1840 ging Hartmann nach Wien, um sich hier ganz der Literatur und der Schriftstellerei zu widmen. Um seinen Unterhalt zu finanzieren, war er hier, wie in Prag als Hofmeister d.h. als Erzieher und Hauslehrer in adeligen und großbürgerlichen Häuser tätig. In Wien freundete er sich mit Hieronymus Lorm an. Dieser ermunterte ihn, seine eigenen Schriften auch zu veröffentlichen.

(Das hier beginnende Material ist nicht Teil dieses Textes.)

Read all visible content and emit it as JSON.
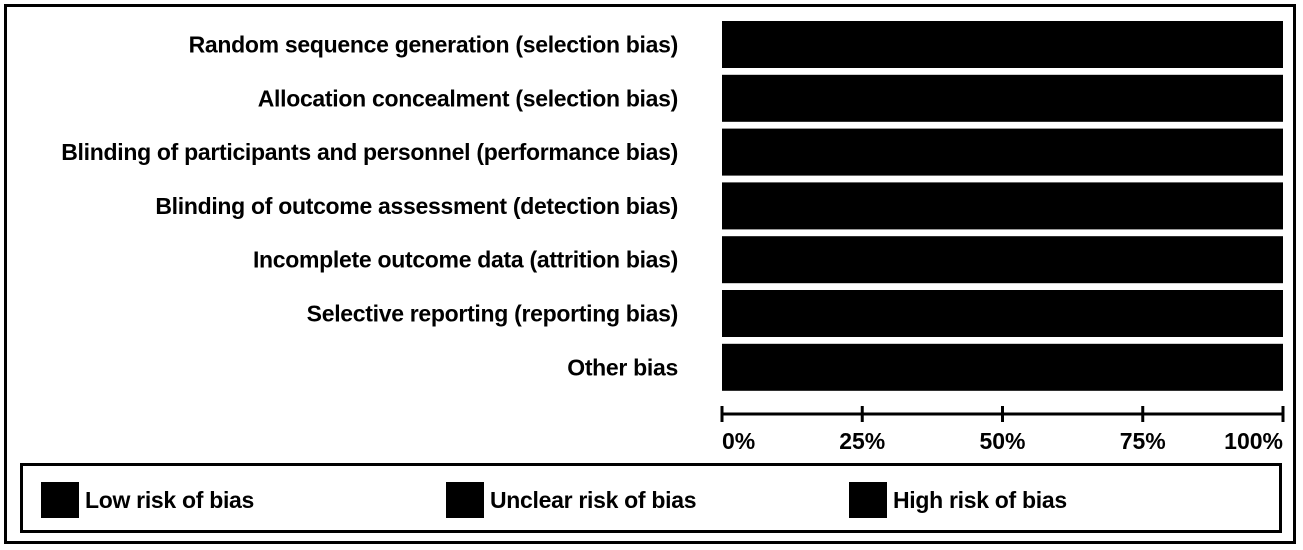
{
  "chart_data": {
    "type": "bar",
    "orientation": "horizontal",
    "stacked": true,
    "categories": [
      "Random sequence generation (selection bias)",
      "Allocation concealment (selection bias)",
      "Blinding of participants and personnel (performance bias)",
      "Blinding of outcome assessment (detection bias)",
      "Incomplete outcome data (attrition bias)",
      "Selective reporting (reporting bias)",
      "Other bias"
    ],
    "series": [
      {
        "name": "Low risk of bias",
        "color": "#000000",
        "values": [
          100,
          100,
          100,
          100,
          100,
          100,
          100
        ]
      },
      {
        "name": "Unclear risk of bias",
        "color": "#000000",
        "values": [
          0,
          0,
          0,
          0,
          0,
          0,
          0
        ]
      },
      {
        "name": "High risk of bias",
        "color": "#000000",
        "values": [
          0,
          0,
          0,
          0,
          0,
          0,
          0
        ]
      }
    ],
    "x_ticks": [
      "0%",
      "25%",
      "50%",
      "75%",
      "100%"
    ],
    "xlim": [
      0,
      100
    ],
    "grid": false,
    "legend_position": "bottom"
  }
}
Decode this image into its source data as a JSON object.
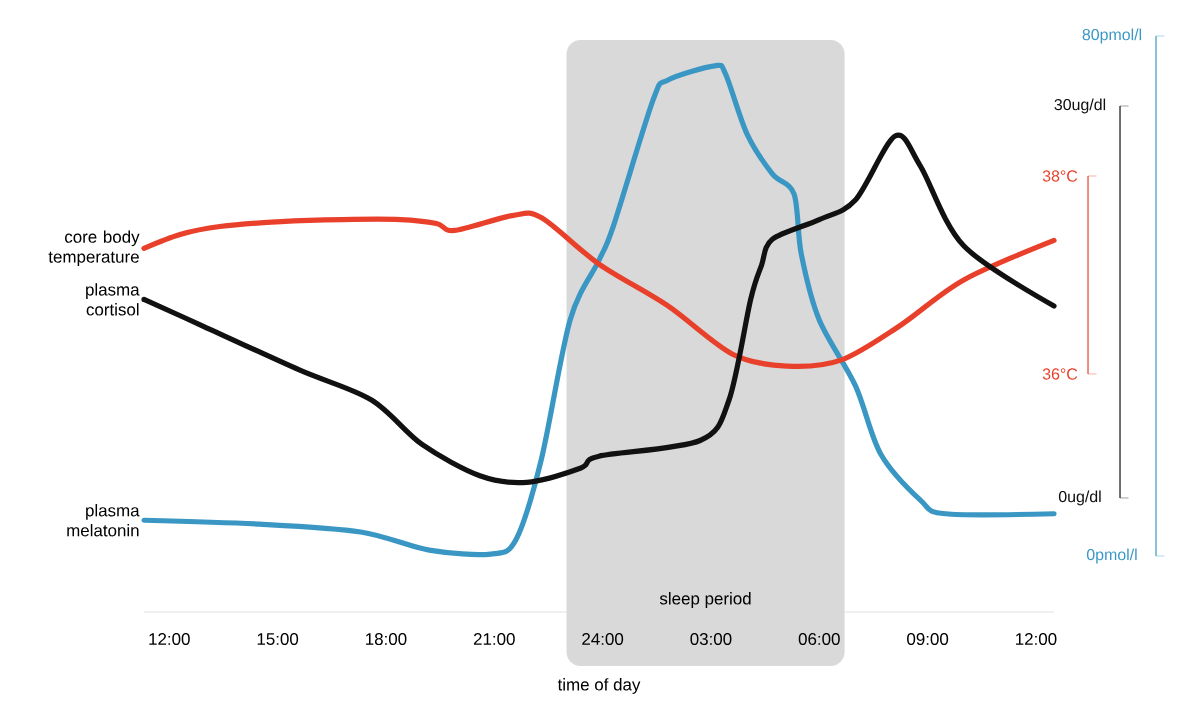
{
  "chart_data": {
    "type": "line",
    "xlabel": "time of day",
    "xlim": [
      "2000-01-01T11:18",
      "2000-01-02T12:30"
    ],
    "xticks": [
      {
        "value": "2000-01-01T12:00",
        "label": "12:00"
      },
      {
        "value": "2000-01-01T15:00",
        "label": "15:00"
      },
      {
        "value": "2000-01-01T18:00",
        "label": "18:00"
      },
      {
        "value": "2000-01-01T21:00",
        "label": "21:00"
      },
      {
        "value": "2000-01-02T00:00",
        "label": "24:00"
      },
      {
        "value": "2000-01-02T03:00",
        "label": "03:00"
      },
      {
        "value": "2000-01-02T06:00",
        "label": "06:00"
      },
      {
        "value": "2000-01-02T09:00",
        "label": "09:00"
      },
      {
        "value": "2000-01-02T12:00",
        "label": "12:00"
      }
    ],
    "y3lim": [
      0,
      30
    ],
    "y3ticks": [
      {
        "value": 0,
        "label": "0ug/dl"
      },
      {
        "value": 30,
        "label": "30ug/dl"
      }
    ],
    "y2lim": [
      36,
      38
    ],
    "y2ticks": [
      {
        "value": 36,
        "label": "36°C"
      },
      {
        "value": 38,
        "label": "38°C"
      }
    ],
    "ylim": [
      0,
      80
    ],
    "yticks": [
      {
        "value": 0,
        "label": "0pmol/l"
      },
      {
        "value": 80,
        "label": "80pmol/l"
      }
    ],
    "bands": [
      {
        "axis": "x",
        "from": "2000-01-01T23:00",
        "to": "2000-01-02T06:42",
        "label": "sleep period",
        "color": "#d9d9d9"
      }
    ],
    "grid": false,
    "series": [
      {
        "name": "core body temperature",
        "color": "#e8402a",
        "axis": "y2",
        "x": [
          "2000-01-01T11:18",
          "2000-01-01T12:18",
          "2000-01-01T13:24",
          "2000-01-01T15:06",
          "2000-01-01T16:48",
          "2000-01-01T18:24",
          "2000-01-01T19:24",
          "2000-01-01T19:54",
          "2000-01-01T21:30",
          "2000-01-01T22:18",
          "2000-01-01T23:54",
          "2000-01-02T01:48",
          "2000-01-02T03:36",
          "2000-01-02T05:06",
          "2000-01-02T06:36",
          "2000-01-02T08:12",
          "2000-01-02T10:00",
          "2000-01-02T12:30"
        ],
        "values": [
          37.27,
          37.41,
          37.49,
          37.54,
          37.56,
          37.56,
          37.52,
          37.45,
          37.6,
          37.58,
          37.11,
          36.69,
          36.2,
          36.08,
          36.14,
          36.48,
          36.95,
          37.35
        ]
      },
      {
        "name": "plasma cortisol",
        "color": "#111111",
        "axis": "y3",
        "x": [
          "2000-01-01T11:18",
          "2000-01-01T12:54",
          "2000-01-01T15:36",
          "2000-01-01T17:36",
          "2000-01-01T19:00",
          "2000-01-01T20:36",
          "2000-01-01T21:54",
          "2000-01-01T23:24",
          "2000-01-01T23:54",
          "2000-01-02T02:42",
          "2000-01-02T03:30",
          "2000-01-02T04:06",
          "2000-01-02T04:24",
          "2000-01-02T04:42",
          "2000-01-02T06:00",
          "2000-01-02T07:00",
          "2000-01-02T08:06",
          "2000-01-02T08:48",
          "2000-01-02T10:00",
          "2000-01-02T12:30"
        ],
        "values": [
          15.2,
          13.2,
          9.8,
          7.5,
          4.1,
          1.7,
          1.2,
          2.3,
          3.2,
          4.4,
          7.5,
          15.2,
          17.8,
          19.8,
          21.3,
          22.8,
          27.7,
          25.4,
          19.3,
          14.7
        ]
      },
      {
        "name": "plasma melatonin",
        "color": "#3a97c4",
        "axis": "y",
        "x": [
          "2000-01-01T11:18",
          "2000-01-01T14:30",
          "2000-01-01T17:18",
          "2000-01-01T19:12",
          "2000-01-01T20:54",
          "2000-01-01T21:36",
          "2000-01-01T22:18",
          "2000-01-01T23:06",
          "2000-01-01T23:54",
          "2000-01-02T00:18",
          "2000-01-02T01:24",
          "2000-01-02T01:48",
          "2000-01-02T03:06",
          "2000-01-02T03:24",
          "2000-01-02T04:00",
          "2000-01-02T04:42",
          "2000-01-02T05:18",
          "2000-01-02T05:30",
          "2000-01-02T06:00",
          "2000-01-02T07:00",
          "2000-01-02T07:42",
          "2000-01-02T08:48",
          "2000-01-02T09:30",
          "2000-01-02T12:30"
        ],
        "values": [
          5.5,
          4.9,
          3.7,
          0.9,
          0.3,
          2.5,
          14.8,
          36.3,
          45.5,
          50.8,
          70.2,
          73.2,
          75.4,
          74.2,
          64.9,
          58.8,
          55.7,
          46.5,
          36.3,
          26.2,
          15.7,
          8.6,
          6.5,
          6.5
        ]
      }
    ]
  }
}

1844 ging Hartmann für einige Jahre ins Ausland, wahrscheinlich nach Berlin oder Leipzig, eventuell sogar nach Paris. In Leipzig erschien 1845 sein erster Gedichtband Kelch und Schwert, indem er in den Gedichten das Hussitentum verherrlichte. Deswegen fiel dieser Band der österreichischen Zensur zum Opfer. Wegen der sofort angelaufenen polizeilichen Verfolgung musste er nach Paris fliehen. Bald kehrte er nach Leipzig zurück und als sein Band Neuere Gedichte 1846 in Leipzig erschien, musste er wieder vor der polizeilichen Verfolgung nach Brüssel und Paris fliehen. Dort schloss er Freundschaft mit Heinrich Heine. 1847 wagte er die Rückkehr nach Böhmen und da er durch seine liberalen Schriften und polizeilichen Verfolgungen auch in der Öffentlichkeit bekannt war, wurde er als Abgeordneter des Wahlbezirks Leitmeritz 1848 zur Frankfurter Nationalversammlung gewählt. Er war einer der radikalsten Vertreter der demokratischen Linken.

Von dort aus schloss sich Moritz Hartmann zusammen mit Julius Fröbel und Robert Blum dem Wiener Oktoberaufstand von 1848 unterstützend an. Der Aufstand forderte 4.000 Tote und 2.400 Verhaftungen, 500 Verhaftete wurden verurteilt und 25 hingerichtet, u.a. Robert Blum, obwohl er Abgeordneter der Nationalversammlung in Frankfurt war. Auch Julius Fröbel wurde verhaftet. Moritz Hartmann gelang in letzter Minute die Flucht aus Wien. Moritz Hartmann gilt als bester Chronist der Wiener Oktoberrevolution.

Er ging mit dem Rumpfkabinett der Frankfurter Nationalversammlung nach Stuttgart und blieb dort bis zur Auflösung dieses Kabinetts als Abgeordneter tätig. Als er auch noch an der Badischen Revolution teilnahm und diese niedergeschlagen wurde, musste er endgültig aus Deutschland fliehen. Es folgten Jahre der Wanderschaft, die ihn in die Schweiz, 1850 nach England und nach Frankreich führten. Dort lebte er meist in Paris oder in der Bretagne. Von hier aus unternahm Hartmann auch Reisen nach England, Holland, Belgien und Italien, später auch wieder nach Deutschland.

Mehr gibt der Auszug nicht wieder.